People on a diet should not read this book; on second thought, people on a diet MUST read this book, to disabuse themselves of the notion that eating is bad—unless, of course, you have a medical certificate that orders you to be on a diet, in which case you should go on and read "A Brief History of Time" by Stephen Hawking or Gabriel Garcia Marquez’s "One Hundred Years of Solitude" instead.

People who do not cook—and do not intend to learn how to cook or even try—can read this as an adventure book, vicariously visiting places you would probably never set foot in, and getting to know people you would never otherwise meet.

Those who do cook—or want to learn how to or try—will have the added pleasure of trying out the many recipes that accompany the essays. The recipes should be spot on, as Tayag is a good—very good— cook, and he doesn’t keep secrets.

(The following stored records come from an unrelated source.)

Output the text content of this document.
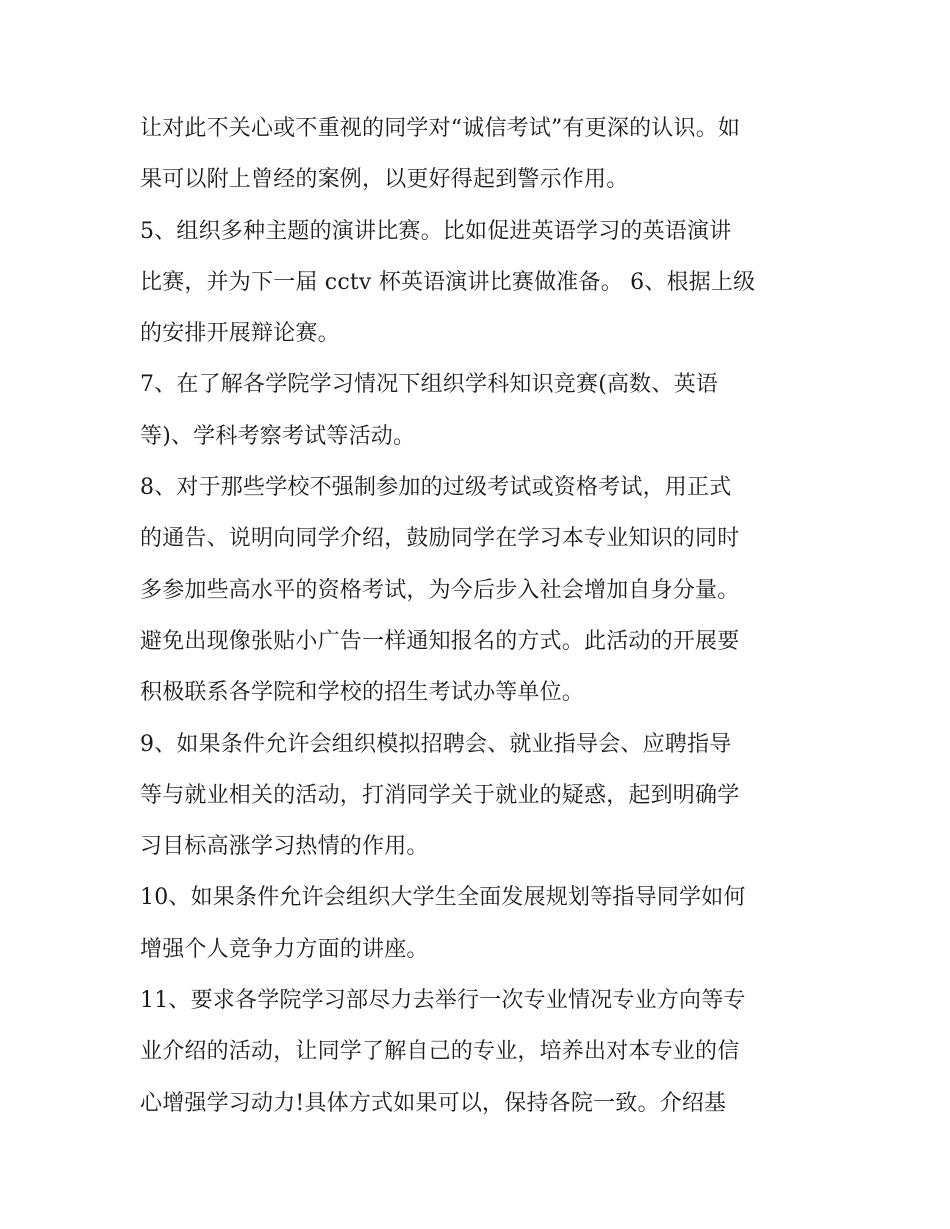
让对此不关心或不重视的同学对“诚信考试”有更深的认识。如
果可以附上曾经的案例，以更好得起到警示作用。
5、组织多种主题的演讲比赛。比如促进英语学习的英语演讲
比赛，并为下一届 cctv 杯英语演讲比赛做准备。 6、根据上级
的安排开展辩论赛。
7、在了解各学院学习情况下组织学科知识竞赛(高数、英语
等)、学科考察考试等活动。
8、对于那些学校不强制参加的过级考试或资格考试，用正式
的通告、说明向同学介绍，鼓励同学在学习本专业知识的同时
多参加些高水平的资格考试，为今后步入社会增加自身分量。
避免出现像张贴小广告一样通知报名的方式。此活动的开展要
积极联系各学院和学校的招生考试办等单位。
9、如果条件允许会组织模拟招聘会、就业指导会、应聘指导
等与就业相关的活动，打消同学关于就业的疑惑，起到明确学
习目标高涨学习热情的作用。
10、如果条件允许会组织大学生全面发展规划等指导同学如何
增强个人竞争力方面的讲座。
11、要求各学院学习部尽力去举行一次专业情况专业方向等专
业介绍的活动，让同学了解自己的专业，培养出对本专业的信
心增强学习动力!具体方式如果可以，保持各院一致。介绍基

At any rate, if what you cook does not turn out to be as good as he describes, you can e-mail him since he does give his e-mail address at the back of the book.

The joy not just of eating but of discovery is palpable in every line and page of this book. Tayag approaches each journey, each situation, each new place, as he would each plate or bowl or banana leaf set before him: with gusto. As he so aptly writes, "All you need is the right attitude and some creativity."

And a good appetite.

Food Tour: A Culinary Journal is available at National Book Store and Powerbooks.